We had already agreed we both want kids one day. However, Mike said his wife divorced him because he was not ready to have children and she thought he never would be. (He felt she was wrong and had other motives.)
I have come to rejoice in my new reality. He is still not quite comfortable with the prospect of a child, and he said last night that he was not even ready to move in together — not even when the baby is born. He is not saying he won't be ready later.
Maybe I should add that my son can be a handful. But Mike is so good with him. Very attentive, thoughtful, affectionate and sweet. He says he is happy with how things are going but feels that moving in together would be confining to his life.
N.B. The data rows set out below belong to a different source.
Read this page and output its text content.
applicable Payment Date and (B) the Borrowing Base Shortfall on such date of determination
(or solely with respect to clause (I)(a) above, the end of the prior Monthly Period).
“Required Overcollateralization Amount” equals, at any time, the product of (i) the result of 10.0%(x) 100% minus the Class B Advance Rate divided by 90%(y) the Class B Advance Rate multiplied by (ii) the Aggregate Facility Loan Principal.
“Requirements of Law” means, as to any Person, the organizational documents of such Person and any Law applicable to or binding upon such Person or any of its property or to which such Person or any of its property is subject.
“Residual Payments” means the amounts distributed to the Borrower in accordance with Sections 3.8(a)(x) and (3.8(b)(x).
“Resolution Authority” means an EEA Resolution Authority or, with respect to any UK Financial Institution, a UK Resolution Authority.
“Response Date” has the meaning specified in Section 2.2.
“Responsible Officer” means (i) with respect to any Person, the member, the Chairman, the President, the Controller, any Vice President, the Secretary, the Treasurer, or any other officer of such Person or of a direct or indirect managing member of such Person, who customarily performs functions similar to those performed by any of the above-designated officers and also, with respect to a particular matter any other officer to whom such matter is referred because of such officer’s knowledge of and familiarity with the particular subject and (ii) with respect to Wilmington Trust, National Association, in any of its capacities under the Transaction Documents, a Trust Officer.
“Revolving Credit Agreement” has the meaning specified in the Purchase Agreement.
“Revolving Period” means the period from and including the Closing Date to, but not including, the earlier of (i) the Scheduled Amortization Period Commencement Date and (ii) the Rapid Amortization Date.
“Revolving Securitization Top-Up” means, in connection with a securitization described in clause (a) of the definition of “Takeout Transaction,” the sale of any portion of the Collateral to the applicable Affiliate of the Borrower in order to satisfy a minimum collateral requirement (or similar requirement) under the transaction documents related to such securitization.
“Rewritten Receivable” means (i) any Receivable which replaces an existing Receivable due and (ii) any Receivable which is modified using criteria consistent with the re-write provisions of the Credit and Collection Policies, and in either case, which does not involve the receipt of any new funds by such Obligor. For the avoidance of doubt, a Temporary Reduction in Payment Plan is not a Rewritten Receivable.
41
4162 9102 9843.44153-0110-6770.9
I am struggling to understand this. I feel like he should take responsibility, step up and plan to help with the baby. He says he is not going anywhere but could picture us raising the baby in separate households. I feel that if he truly loved me he would find a way to accept this inconvenience. I feel humiliated, as if I am not worthy of his commitment.
How can I make a decision that I won't regret later? I am afraid waiting will only make an eventual separation and disappointment more painful.
A: The more you make this about you, the less you'll understand that this is about him.
It's tempting to make the whole answer about his "confining to his life" issues in part because his treating conferences as dates supports a self-absorption diagnosis.
But. He's attentive and thoughtful with your son, he's honest with you, he's planning to raise his child, he shows signs of aversion to change. Meanwhile, you've known each other a year, and making a baby doesn't convey instant readiness to head a happy family together.
The combination points to a cautious man, one who barely managed to wedge you into his independent ways, facing a baby. It has temporarily flooded his system.
This would be a huge indictment if he fled, but he hasn't. He's staying, and trying. Of course you'd prefer rejoicing, house-hunting and declarations of love, but he's not that guy. He can only adjust his way, and at his speed — which is to baby-step (sorry) into it and to narrate each step for you, to make sure you know where he stands.
I can't picture it as a Harlequin cover, but as long as he keeps up the transparency and dedication to doing what's right, please accept who he is and give him room to move at his pace. It's not as if the alternatives — dumping him pre-emptively or forcing his hand — hold the promise of anything great.